Amazon.com Review
It's not every day that a fellow decides to pack in a good job, pack up his saddlebags, and set off by bicycle to make a circumferential journey around Australia. In 1996, that's just what American-born
Time magazine correspondent Roff Martin Smith did, though; as he explains, he'd been living in Australia for 14 years but didn't really know the country, and he "felt no emotional bond to it." About to turn 38, a few pounds over his ideal weight, and untested as a distance bicyclist, Smith faced up to considerable odds, but he survived to tell the tale.

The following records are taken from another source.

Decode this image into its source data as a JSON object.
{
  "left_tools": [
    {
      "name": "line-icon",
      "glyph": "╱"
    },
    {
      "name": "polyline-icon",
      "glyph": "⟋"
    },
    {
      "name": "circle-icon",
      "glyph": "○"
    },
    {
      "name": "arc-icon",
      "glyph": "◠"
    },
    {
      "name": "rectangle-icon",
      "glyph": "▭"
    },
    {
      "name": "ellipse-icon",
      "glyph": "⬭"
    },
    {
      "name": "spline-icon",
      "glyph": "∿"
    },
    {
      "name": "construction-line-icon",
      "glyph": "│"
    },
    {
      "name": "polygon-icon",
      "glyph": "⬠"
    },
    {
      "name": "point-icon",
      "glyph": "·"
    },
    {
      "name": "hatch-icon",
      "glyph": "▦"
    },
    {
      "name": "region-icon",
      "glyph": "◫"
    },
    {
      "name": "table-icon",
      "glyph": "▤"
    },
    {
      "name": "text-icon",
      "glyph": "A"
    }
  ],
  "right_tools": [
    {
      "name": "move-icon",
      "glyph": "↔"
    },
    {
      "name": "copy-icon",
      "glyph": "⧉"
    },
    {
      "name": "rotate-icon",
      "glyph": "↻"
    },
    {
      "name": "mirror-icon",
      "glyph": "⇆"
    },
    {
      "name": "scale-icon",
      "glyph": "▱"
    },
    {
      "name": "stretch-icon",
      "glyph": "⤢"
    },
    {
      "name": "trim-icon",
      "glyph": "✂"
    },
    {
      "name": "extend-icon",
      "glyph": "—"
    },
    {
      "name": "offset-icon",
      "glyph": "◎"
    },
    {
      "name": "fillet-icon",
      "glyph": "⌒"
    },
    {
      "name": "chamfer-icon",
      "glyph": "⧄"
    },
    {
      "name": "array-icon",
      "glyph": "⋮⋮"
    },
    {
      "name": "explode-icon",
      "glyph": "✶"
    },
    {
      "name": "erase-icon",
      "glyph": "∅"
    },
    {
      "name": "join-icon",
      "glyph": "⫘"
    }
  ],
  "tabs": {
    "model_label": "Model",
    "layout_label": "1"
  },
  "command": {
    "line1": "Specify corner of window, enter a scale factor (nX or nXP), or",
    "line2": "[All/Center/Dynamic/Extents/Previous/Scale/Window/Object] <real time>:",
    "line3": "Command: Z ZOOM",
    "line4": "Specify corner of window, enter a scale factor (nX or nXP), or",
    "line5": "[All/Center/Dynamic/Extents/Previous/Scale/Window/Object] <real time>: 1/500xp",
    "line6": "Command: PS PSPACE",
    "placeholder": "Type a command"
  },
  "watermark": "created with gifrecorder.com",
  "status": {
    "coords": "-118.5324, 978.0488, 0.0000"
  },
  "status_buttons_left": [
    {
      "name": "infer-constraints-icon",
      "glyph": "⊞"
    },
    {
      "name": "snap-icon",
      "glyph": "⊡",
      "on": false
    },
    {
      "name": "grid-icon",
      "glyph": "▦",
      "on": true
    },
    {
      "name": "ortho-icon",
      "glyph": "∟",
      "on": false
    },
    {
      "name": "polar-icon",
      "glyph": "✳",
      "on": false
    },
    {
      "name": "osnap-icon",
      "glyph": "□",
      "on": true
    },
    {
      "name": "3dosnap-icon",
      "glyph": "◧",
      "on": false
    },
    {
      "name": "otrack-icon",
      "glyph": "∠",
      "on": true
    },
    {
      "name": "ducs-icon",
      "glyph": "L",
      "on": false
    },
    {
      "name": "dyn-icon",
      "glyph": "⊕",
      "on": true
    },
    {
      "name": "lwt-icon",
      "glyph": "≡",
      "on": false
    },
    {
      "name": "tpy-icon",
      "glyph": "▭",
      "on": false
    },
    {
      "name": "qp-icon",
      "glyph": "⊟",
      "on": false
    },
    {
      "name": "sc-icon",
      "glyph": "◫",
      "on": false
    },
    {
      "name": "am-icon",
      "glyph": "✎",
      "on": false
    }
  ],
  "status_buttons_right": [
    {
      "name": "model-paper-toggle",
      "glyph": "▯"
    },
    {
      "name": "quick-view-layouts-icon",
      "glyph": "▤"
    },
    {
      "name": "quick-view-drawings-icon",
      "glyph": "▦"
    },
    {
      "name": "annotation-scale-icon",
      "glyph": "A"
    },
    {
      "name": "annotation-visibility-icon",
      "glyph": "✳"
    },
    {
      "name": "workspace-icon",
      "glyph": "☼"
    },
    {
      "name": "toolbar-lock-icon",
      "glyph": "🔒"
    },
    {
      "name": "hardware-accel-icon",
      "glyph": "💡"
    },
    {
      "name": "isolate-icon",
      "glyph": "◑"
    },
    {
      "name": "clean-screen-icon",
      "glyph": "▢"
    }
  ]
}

And a rollicking tale it is, as Smith meets with an odd assortment of humans and critters along his sometimes torturous path. (One all-too-long stretch of road, for instance, he calls "the most dangerous and frightening I've ever had the misfortune to ride: a suicide run of hammering trucks, heavy construction, muddy detours, and lane closures.") Smith logs time in crocodile country, too, in the far northern Australian rainforest, where he counts the awful moments until antediluvian doom strikes. It never does, and in any event the crocs are nothing compared to the errant sheep, emus, kangaroos, and death adders he encounters, to say nothing of the 108-degree gusts euphemistically referred to by local weathercasters as "sea breezes"--none of which poses quite the dangers that his fellow humans offer out on the beery highways of Oz. Difficult though the journey is, Smith keeps up his good cheer throughout these lively pages, and, if he's not quite unflappable, he's certainly a sympathetic narrator.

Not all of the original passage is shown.